Hilary Mantel's Booker Award winning novel Bring up the Bodies continues the story, begun in Wolf Hall, of Thomas Cromwell, adviser to King Henry VIII. In that first volume, Mantel paints a sympathetic portrait of Cromwell, a blacksmith's son who through intelligence, alertness and luck has risen far, serving first Cardinal Wolsey, then after his death, appointed Secretary to the King. It was in large part his machinations that removed Henry's first wife, Katherine, and put Anne in her place. We have seen him as a loving husband and father, who lost his wife and both daughters to illness one devastating summer, who gathers into his household young men of promise, mentoring them to service in noble households where they report back on intrigues.
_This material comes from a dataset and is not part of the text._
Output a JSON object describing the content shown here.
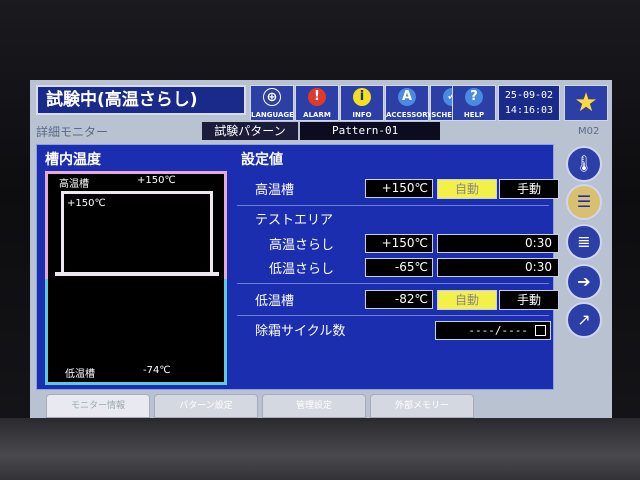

He has a spy in his own house but doesn't worry - it's how news travels, alliances are made and careers improved.

This second volume opens with Anne Boleyn, now Queen (at great cost to England's standing in Europe, where the Catholic Church holds sway), becoming an impediment to Henry - he wants a son, but her only progeny is a girl, Elizabeth. Henry already has a daughter, Mary (child of the repudiated Katherine), as well as a bastard son. He wants a legitimate male heir. His eye falls on Jane Seymour, a virginal young woman with whom he feels he can succeed where Anne has failed him. But how to get Anne, crowned amid acrimony, out of the way? For this he depends on his advisers, none more than Cromwell.

And so the Secretary gathers gossip and witnesses to build a case against Anne - and her numerous family, who have profited greatly from her rise and intend to keep their wealth and honors. His allies are those put out of favor by the king's divorce of Katherine - which makes them his deadly enemies too - once he has engineered the ouster of Anne, they will have no further use for him. He has seen the deaths of those who loyally serve the king through his shifting demands, and knows he must act with especial care.

But this Cromwell is a loathsome man, using his power to take revenge on those who dishonored Wolsey after the Cardinal's death, making them the means for removing Anne. In some accounts of this fascinating period in English history, Anne Boleyn is a sympathetic character, but in Mantel's telling she is not only an adulterer but incestuous, and even as the executioner's blade swings, imagines herself redeemable, that Henry will let her retire in peace.

Having spent formative years in Italy, Cromwell learned from masters about manipulation, extortion and torture, tools he puts to effective use in the intrigues he must put in motion. Now we see the man in harsh light - he is kind when it costs him nothing, but he is without scruples, letting his position dictate what he must do, not pushing back against the cruel methods required. Even as his enemies grow more numerous, he will serve his king as demanded. Henry expects the path to be cleared quickly to his next desire, so his minions use whatever means they think they must, to achieve that end.

Cromwell observes: "He once thought... he might die of grief... but the pulse, obdurate, keeps its rhythm. You think you cannot keep breathing, but your ribcage has other ideas, rising and falling, emitting sighs. You must thrive in spite of yourself; and so that you may do it, God takes out your heart of flesh, and gives you a heart of stone."

Mantel's next book will surely chronicle Jane Seymour's failings as a bearer of sons, and perhaps the author will take us further in the succession of Henry's queens, along with the end of Cromwell. We have seen the man's good side and his ugly one - which will win out?